Wenn Väter beruflich kürzer treten

Gastbeitrag - Dr. Mareike Bünning

Viele Väter wünschen sich mehr Zeit für ihre Kinder. Sie sehen ihre Rolle in der Familie nicht mehr darauf beschränkt, den Lebensunterhalt zu verdienen, sondern wollen sich auch aktiv ins Familienleben einbringen. Doch oft gelingt es ihnen nicht, diesen Wunsch umzusetzen. Im Jahr 2012 verbrachten Väter durchschnittlich 1 Stunde 22 Minuten pro Tag mit ihren Kindern im Vorschulalter, weniger als halb so viel wie Mütter – bei diesen waren es 2 Stunden 59. Ein Drittel der Väter gab an, nicht ausreichend Zeit für ihre Kinder zu haben.

Einem stärkeren väterlichen Engagement in der Familie wirken insbesondere lange Arbeitszeiten entgegen. Eine Option, die Vätern mehr Zeit mit ihren Kindern ermöglicht, ist die Inanspruchnahme von Elternzeit. Während der Elternzeit können sich Väter intensiv um ihr Neugeborenes und gegebenenfalls auch dessen ältere Geschwister kümmern; so können sie eine enge Bindung zu ihren Kindern aufbauen.

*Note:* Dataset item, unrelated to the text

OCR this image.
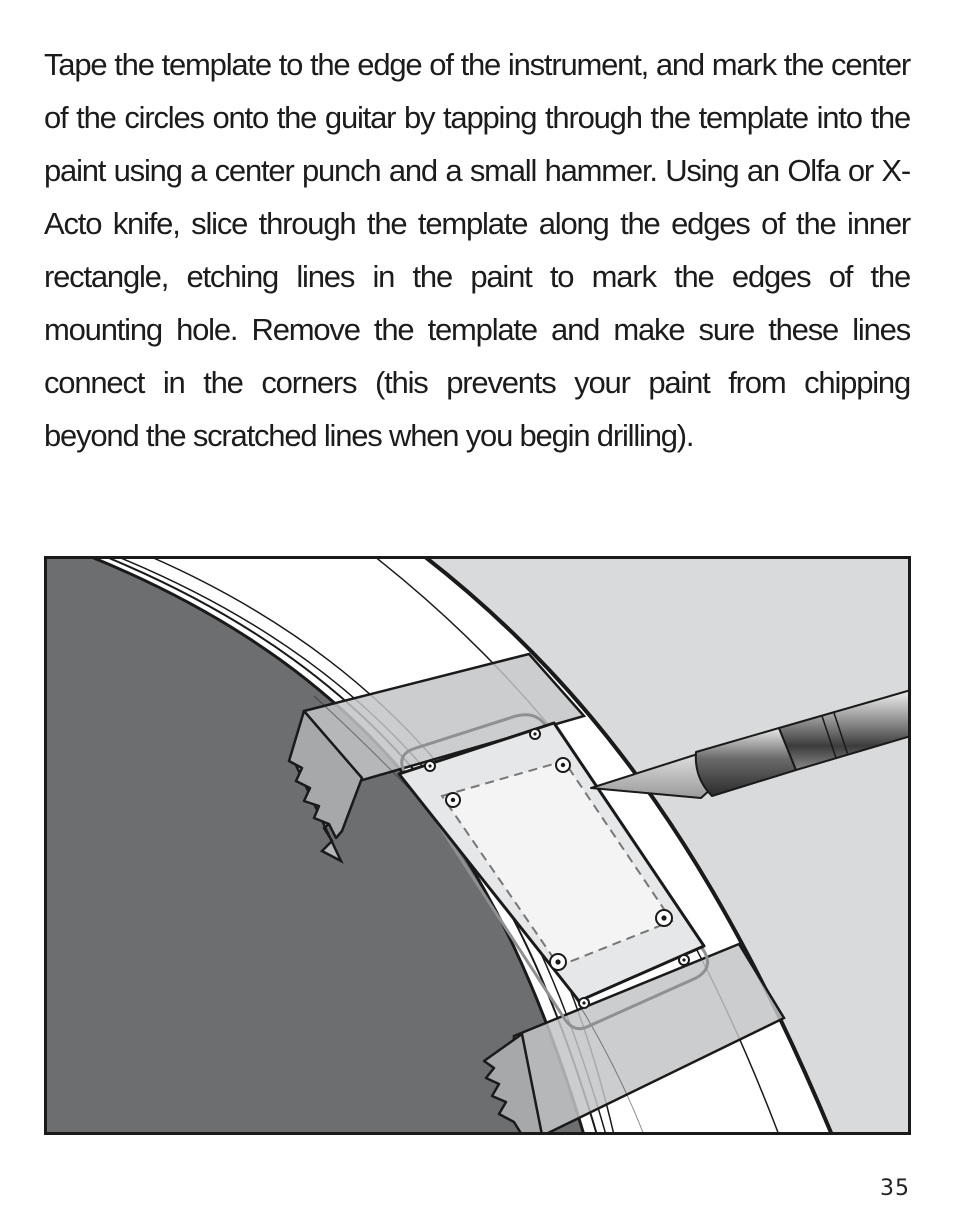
Tape the template to the edge of the instrument, and mark the center of the circles onto the guitar by tapping through the template into the paint using a center punch and a small hammer. Using an Olfa or X-Acto knife, slice through the template along the edges of the inner rectangle, etching lines in the paint to mark the edges of the mounting hole. Remove the template and make sure these lines connect in the corners (this prevents your paint from chipping beyond the scratched lines when you begin drilling).

35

Eine weitere, bisher weniger diskutierte Option ist die Teilzeiterwerbstätigkeit. Gegenüber einer Elternzeit hat Teilzeiterwerbstätigkeit den Vorteil, dass sie nicht auf die ersten Lebensmonate des Kindes beschränkt ist. Allerdings haben teilzeiterwerbstätige Väter immer noch weniger Zeit für ihre Kinder als Väter, die während einer Elternzeit ganz zu Hause sind.
 
In meiner Doktorarbeit habe ich mir diese beiden Optionen genauer angeschaut und untersucht, ob Väter, die Elternzeit nehmen oder eine Zeit lang in Teilzeit erwerbstätig sind, tatsächlich mehr Zeit mit ihren Kindern verbringen. Eine zweite Frage war, welche Auswirkungen Elternzeit und Teilzeiterwerbstätigkeit auf die Löhne von Vätern haben. Um diese Fragen zu beantworten, habe ich Daten des sozio-ökonomischen Panels ausgewertet: Jedes Jahr werden im Rahmen dieser Umfrage die gleichen Personen befragt. Sie machen monatsgenaue Angaben zu ihrem Erwerbsstatus (darunter Teilzeiterwerbstätig und Elternzeit) und berichten für jedes Jahr, wie viel sie verdienen und wie viel Zeit sie mit ihren Kindern verbringen. Anhand dieser Daten lässt sich nachzeichnen, ob sich Löhne und Beteiligung an der Kinderbetreuung verändern, nachdem Väter Elternzeit genommen haben, oder wenn sie von einer Vollzeit- auf eine Teilzeitstelle und anschließend wieder zurück in Vollzeit wechseln.

Elternzeit bei Vätern

Seit der Einführung der Partnermonate bei der Elternzeit im Jahr 2007 steigt die Inanspruchnahme von Elternzeit durch Väter stetig an. Während vor 2007 ein Vater in Elternzeit noch die absolute Ausnahme war, geht mittlerweile etwa jeder dritte Vater in Elternzeit. Zwei Drittel der Väter entscheiden sich allerdings nach wie vor gegen die Inanspruchnahme einer Elternzeit und von denjenigen, die Elternzeit nehmen, beschränken sich die allermeisten auf die beiden Partnermonate. Als Gründe gegen eine (längere) Elternzeit nennen sie vor allem die Angst vor Karriereeinbußen, finanziellen Nachteilen und negativen Reaktionen seitens ihrer Vorgesetzten und Kollegen.
 
Meinen Analysen zufolge ist diese Sorge jedoch in der Regel unbegründet. Denn unabhängig von der Länge der Elternzeit lassen sich keine Hinweise darauf finden, dass eine Elternzeit systematisch mit Lohneinbußen verbunden ist – weder im öffentlichen Dienst, noch in der Privatwirtschaft und unabhängig vom Qualifikationsniveau der Väter.
 
Zudem zeigt sich, dass sich die Elternzeit auch langfristig positiv auf die Vater-Kind-Beziehung auswirkt: Auch wenn die Väter nach dem Ende der Elternzeit ins Berufsleben zurückkehren, engagieren sie sich stärker in der Familie und verbringen im Durchschnitt eine Stunde mehr pro Tag mit ihren Kindern als vor der Elternzeit.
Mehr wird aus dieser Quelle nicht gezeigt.